DAMAGES FOR INJURIES CAUSING DEATH
The New York Constitution protects the right of action to recover damages for injuries resulting in death and «_space;prohibits any statutory limitation on the amount recoverable». Courts have
held that the legislature may nonetheless enact a statute of limitations on the filing of such actions, and may limit recoverable damages to pecuniary injuries, so long as judges and juries
remain the arbiters of the amount of
damages.
LABOR
The New York Constitution states that human labor is not a commodity or article of commerce.
The New York Constitution also stipulates that employees have the right to organize and to bargain collectively through representatives of their own choosing.
This provision is currently nullified by the supremacy clause of the U.S. Constitution, as long-standing federal labor legislation preempts all state regulation of union organizing and collective bargaining.
The legislature may enact laws to protect the lives, health, or safety of employees, or for payment through a system of compensation for the injury or death of an employee resulting from those injuries without regard to cause, except where the injury is a result of the willful intention or intoxication of the injured or dead employee while on duty. The legislature may also enact laws for adjustment, determination, and settlement of issues arising under such legislation or to provide that the right of compensation and any remedies are exclusive of other rights and remedies for the injury or death of an employee.
In other words, the legislature may enact a “workers’ compensation” system that sets the benefits payable to injured workers and that displaces normal tort remedies for employee injuries.
The New York Constitution also sets maximum work hours and minimum wages for those engaged in the performance of any public work.
A private contractor that builds public buildings and other public works must pay its employees the “prevailing wage” earned by workers in the same occupation in the locality in question.
EDUCATION
The state must provide all primary and secondary students with a “sound basic education” and must ensure that schools have sufficient resources to meet that standard.

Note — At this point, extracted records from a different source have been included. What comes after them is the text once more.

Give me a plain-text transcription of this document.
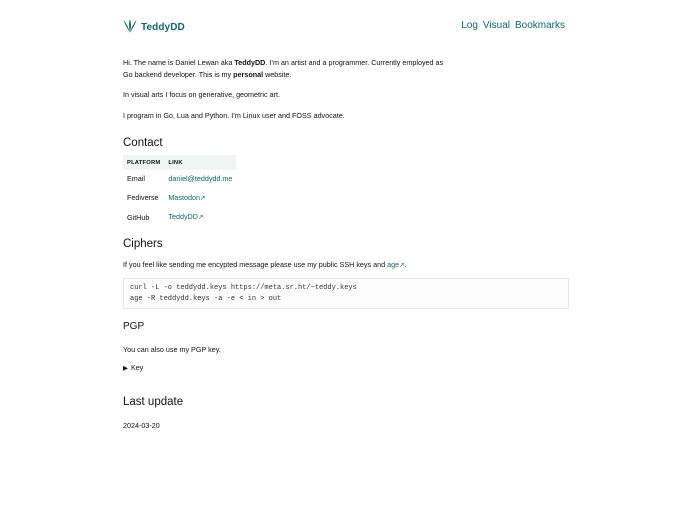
TeddyDD	Log Visual Bookmarks

Hi. The name is Daniel Lewan aka TeddyDD. I’m an artist and a programmer. Currently employed as Go backend developer. This is my personal website.

In visual arts I focus on generative, geometric art.

I program in Go, Lua and Python. I’m Linux user and FOSS advocate.

Contact
PLATFORM	LINK
Email	daniel@teddydd.me
Fediverse	Mastodon↗
GitHub	TeddyDD↗
Ciphers

If you feel like sending me encypted message please use my public SSH keys and age↗.

curl -L -o teddydd.keys https://meta.sr.ht/~teddy.keys
age -R teddydd.keys -a -e < in > out
PGP

You can also use my PGP key.

▶ Key
Last update

2024-03-20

The courts, however, will defer to the state’s determination of the amount of resources that are necessary to meet the constitutional standard, so long as the state’s determination is reasonable.
RIGHT TO VOTE
The fundamental right of U.S. citizens over age 18 to vote extends to all federal, state, and local elections, as well as to primaries. Strict scrutiny review is used to adjudicate restrictions on the right to vote. However, government regulations of ballot access by candidates—based upon age, duration of residency, or payment of filing fees—require only minimum rational basis scrutiny.

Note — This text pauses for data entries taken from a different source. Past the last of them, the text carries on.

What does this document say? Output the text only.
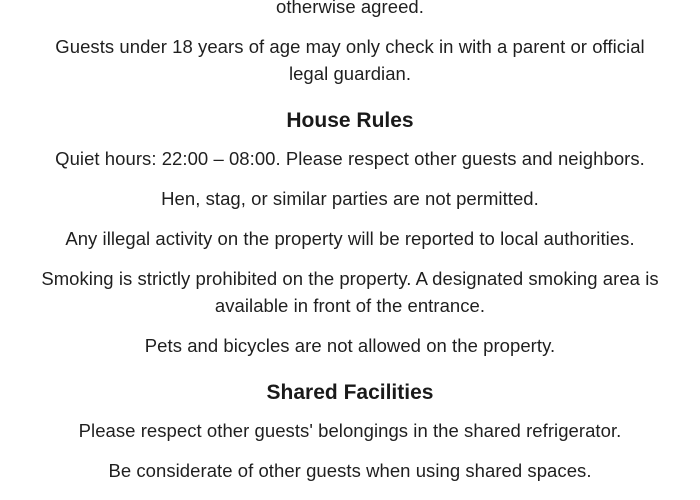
otherwise agreed.

Guests under 18 years of age may only check in with a parent or official legal guardian.

House Rules

Quiet hours: 22:00 – 08:00. Please respect other guests and neighbors.

Hen, stag, or similar parties are not permitted.

Any illegal activity on the property will be reported to local authorities.

Smoking is strictly prohibited on the property. A designated smoking area is available in front of the entrance.

Pets and bicycles are not allowed on the property.

Shared Facilities

Please respect other guests' belongings in the shared refrigerator.

Be considerate of other guests when using shared spaces.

In addition, voter registration requirements and regulation of the time, place, and manner of casting ballots are valid so long as they do not impose an “undue burden” on the right to vote.
Every citizen who is 18 or older has the right to vote in statewide and local elections, provided he has been a resident of the state or locality for 30 days before the election.
Voter registration must be completed at least 10 days before an election. The legislature may enact laws providing that a voter, once registered, remains permanently registered so long as he remains qualified to vote at the same address.